So I have no other choice but to conclude that you’re talking about an evolving animal that, for billions of generations, used two breathing systems simultaneously (extracting oxygen from both water and air).
More likely, just millions of generations.
That would be an incredible mechanism, and one that would surely require perfection in order to operate! Tell me more about how that second (the alternate) breathing system is operational while it is undergoing slow development over those many generations of offspring.
And here is where you are wrong. It most certainly does NOT require perfection or anything approaching it. All it needs is to be able to add to the oxygen acquired from the primary system.
Many animals alive today have more than one mechanism for getting oxygen onto their systems.

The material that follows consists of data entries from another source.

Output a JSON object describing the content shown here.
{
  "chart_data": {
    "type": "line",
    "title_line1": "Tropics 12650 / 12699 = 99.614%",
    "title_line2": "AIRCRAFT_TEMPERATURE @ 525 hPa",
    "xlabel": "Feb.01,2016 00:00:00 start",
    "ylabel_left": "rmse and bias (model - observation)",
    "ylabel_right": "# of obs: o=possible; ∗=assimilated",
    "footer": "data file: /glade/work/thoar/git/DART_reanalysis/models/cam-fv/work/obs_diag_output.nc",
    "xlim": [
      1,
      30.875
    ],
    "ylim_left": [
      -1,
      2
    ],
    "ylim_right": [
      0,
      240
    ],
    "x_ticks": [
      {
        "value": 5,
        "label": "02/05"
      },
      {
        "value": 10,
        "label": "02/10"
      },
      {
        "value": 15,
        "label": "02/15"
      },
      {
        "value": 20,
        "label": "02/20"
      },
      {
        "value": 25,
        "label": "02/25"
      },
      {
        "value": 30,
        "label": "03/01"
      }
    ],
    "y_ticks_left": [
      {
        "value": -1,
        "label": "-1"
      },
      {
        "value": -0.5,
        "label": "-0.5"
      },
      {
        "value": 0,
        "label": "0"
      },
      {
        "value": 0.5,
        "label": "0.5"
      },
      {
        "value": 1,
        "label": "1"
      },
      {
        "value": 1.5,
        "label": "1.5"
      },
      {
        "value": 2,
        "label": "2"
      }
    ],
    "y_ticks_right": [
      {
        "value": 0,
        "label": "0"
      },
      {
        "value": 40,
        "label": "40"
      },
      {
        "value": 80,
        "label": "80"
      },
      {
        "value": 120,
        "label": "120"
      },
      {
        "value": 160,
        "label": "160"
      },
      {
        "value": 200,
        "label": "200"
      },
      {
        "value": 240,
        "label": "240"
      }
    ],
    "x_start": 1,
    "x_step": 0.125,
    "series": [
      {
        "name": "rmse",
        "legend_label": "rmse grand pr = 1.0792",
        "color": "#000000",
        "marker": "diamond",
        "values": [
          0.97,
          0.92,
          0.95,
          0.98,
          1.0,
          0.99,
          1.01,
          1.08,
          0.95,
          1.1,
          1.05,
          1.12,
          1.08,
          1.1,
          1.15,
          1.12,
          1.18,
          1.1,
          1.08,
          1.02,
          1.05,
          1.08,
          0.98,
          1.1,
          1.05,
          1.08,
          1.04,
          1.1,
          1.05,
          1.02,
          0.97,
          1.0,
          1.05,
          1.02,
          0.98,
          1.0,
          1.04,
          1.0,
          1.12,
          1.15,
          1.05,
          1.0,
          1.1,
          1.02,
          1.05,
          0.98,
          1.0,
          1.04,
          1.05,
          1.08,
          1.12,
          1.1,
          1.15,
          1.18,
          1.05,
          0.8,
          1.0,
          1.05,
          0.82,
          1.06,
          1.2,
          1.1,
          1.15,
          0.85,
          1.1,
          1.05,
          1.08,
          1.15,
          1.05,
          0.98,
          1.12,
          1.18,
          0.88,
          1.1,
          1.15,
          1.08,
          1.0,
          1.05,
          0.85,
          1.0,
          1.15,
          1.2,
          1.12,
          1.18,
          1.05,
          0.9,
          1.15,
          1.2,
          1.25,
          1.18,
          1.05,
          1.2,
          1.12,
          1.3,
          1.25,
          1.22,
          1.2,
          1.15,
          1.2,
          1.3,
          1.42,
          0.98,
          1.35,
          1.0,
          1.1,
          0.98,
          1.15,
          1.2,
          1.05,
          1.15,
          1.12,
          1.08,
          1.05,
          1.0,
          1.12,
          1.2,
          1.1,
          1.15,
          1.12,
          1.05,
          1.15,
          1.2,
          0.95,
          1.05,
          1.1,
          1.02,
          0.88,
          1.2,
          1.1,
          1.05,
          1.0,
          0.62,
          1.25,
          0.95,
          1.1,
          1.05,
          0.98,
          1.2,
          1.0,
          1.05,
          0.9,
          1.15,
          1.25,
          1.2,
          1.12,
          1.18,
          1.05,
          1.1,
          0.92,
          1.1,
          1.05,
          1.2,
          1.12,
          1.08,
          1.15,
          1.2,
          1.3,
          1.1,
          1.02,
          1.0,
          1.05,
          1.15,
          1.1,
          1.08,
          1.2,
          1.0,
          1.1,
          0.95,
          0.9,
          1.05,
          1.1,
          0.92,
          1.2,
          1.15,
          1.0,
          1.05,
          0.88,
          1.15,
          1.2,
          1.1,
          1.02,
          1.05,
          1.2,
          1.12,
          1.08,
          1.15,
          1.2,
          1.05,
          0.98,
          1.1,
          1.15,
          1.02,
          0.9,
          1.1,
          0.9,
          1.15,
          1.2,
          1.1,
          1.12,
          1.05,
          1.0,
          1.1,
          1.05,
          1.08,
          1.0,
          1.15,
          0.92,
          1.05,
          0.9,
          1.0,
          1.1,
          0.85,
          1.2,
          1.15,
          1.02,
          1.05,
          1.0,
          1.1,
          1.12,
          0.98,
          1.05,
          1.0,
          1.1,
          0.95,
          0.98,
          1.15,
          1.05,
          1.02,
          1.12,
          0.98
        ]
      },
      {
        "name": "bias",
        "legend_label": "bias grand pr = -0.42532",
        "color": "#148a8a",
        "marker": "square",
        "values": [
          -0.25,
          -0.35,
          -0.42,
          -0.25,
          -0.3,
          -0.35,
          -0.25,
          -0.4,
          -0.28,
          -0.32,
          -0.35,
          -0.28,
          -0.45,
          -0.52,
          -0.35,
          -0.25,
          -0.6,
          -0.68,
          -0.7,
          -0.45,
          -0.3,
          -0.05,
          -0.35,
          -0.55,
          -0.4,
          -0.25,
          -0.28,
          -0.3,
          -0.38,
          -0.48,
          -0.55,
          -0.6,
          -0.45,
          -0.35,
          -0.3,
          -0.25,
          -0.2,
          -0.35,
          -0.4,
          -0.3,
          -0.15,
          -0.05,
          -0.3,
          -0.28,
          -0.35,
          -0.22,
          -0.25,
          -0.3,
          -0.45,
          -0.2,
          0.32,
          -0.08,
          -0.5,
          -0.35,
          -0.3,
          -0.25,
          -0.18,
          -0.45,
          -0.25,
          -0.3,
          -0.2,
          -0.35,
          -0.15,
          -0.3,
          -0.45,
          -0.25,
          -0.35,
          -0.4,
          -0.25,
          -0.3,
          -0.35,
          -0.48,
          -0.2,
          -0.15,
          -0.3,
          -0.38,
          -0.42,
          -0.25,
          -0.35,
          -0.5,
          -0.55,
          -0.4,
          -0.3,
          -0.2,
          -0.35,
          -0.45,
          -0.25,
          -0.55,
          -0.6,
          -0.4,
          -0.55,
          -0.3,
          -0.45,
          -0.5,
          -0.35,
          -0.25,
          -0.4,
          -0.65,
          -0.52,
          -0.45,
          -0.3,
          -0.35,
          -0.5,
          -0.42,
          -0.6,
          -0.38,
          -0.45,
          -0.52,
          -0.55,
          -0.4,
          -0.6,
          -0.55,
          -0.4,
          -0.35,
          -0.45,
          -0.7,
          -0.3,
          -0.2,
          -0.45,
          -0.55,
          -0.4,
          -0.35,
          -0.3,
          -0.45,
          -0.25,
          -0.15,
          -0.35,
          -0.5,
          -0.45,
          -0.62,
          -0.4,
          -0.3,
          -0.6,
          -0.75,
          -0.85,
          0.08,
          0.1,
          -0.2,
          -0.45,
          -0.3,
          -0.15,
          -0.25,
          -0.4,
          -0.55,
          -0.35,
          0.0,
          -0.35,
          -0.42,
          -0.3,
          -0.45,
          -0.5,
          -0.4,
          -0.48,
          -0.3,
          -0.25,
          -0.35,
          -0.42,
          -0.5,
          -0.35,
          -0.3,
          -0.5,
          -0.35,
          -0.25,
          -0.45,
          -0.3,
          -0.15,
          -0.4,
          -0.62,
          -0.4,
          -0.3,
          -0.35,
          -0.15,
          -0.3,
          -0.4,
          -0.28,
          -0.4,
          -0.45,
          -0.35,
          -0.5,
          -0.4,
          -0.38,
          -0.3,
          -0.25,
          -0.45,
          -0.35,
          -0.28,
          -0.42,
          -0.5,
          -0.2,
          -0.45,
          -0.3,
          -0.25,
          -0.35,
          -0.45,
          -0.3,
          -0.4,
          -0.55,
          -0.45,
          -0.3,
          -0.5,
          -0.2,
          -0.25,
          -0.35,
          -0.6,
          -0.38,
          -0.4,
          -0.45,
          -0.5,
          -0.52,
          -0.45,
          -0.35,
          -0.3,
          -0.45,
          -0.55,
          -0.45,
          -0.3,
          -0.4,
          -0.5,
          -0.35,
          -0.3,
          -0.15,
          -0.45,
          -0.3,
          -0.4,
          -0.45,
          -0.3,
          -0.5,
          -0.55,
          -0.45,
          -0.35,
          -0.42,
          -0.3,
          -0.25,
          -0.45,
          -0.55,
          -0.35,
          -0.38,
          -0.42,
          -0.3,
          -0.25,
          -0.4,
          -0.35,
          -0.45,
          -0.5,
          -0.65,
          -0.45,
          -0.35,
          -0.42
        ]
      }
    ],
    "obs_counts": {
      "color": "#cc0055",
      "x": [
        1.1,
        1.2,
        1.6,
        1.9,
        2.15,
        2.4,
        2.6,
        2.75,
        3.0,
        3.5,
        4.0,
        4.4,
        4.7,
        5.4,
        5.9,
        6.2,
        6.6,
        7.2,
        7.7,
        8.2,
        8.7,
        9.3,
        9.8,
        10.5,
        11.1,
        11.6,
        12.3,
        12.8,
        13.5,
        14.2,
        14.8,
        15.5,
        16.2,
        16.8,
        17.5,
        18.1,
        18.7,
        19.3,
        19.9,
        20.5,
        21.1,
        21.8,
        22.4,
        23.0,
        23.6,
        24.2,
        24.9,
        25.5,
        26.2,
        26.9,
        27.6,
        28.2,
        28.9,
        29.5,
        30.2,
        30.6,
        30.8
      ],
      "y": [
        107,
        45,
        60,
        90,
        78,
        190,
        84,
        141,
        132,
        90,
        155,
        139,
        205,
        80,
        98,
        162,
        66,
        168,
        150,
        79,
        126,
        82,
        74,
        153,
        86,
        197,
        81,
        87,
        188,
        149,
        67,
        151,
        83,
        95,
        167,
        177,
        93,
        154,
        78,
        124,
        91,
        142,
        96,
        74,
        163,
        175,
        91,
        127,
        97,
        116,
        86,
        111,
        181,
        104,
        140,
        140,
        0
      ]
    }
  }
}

For example, many frogs have gills when young, lungs when older, and *always* have significant oxygen transfer across their skin. This is true also for other small amphibians (getting oxygen from transfer across skin requires both a moist skin and a small enough animal that surface to volume ratio is high).
Many fish are able to move across land, going from one pond to another while using primitive lungs (few elaborations into bronchi, for example). They will also use gills while in good water.
Many types of fish will gulp air, especially in ponds that are oxygen deprived.
The point is that a breathing system is primarily a way to get oxygen into the blood system and waste gases out. ALL that is required is a membrane exposed to oxygen and blood vessels to pick up that oxygen. Fish mostly get their oxygen from what is dissolved in the water using gills (which use large surface area to get more oxygen out), but will also get it from across skin or from lungs/swim bladders. Different fish, depending on their environment, have adapted very different mechanisms.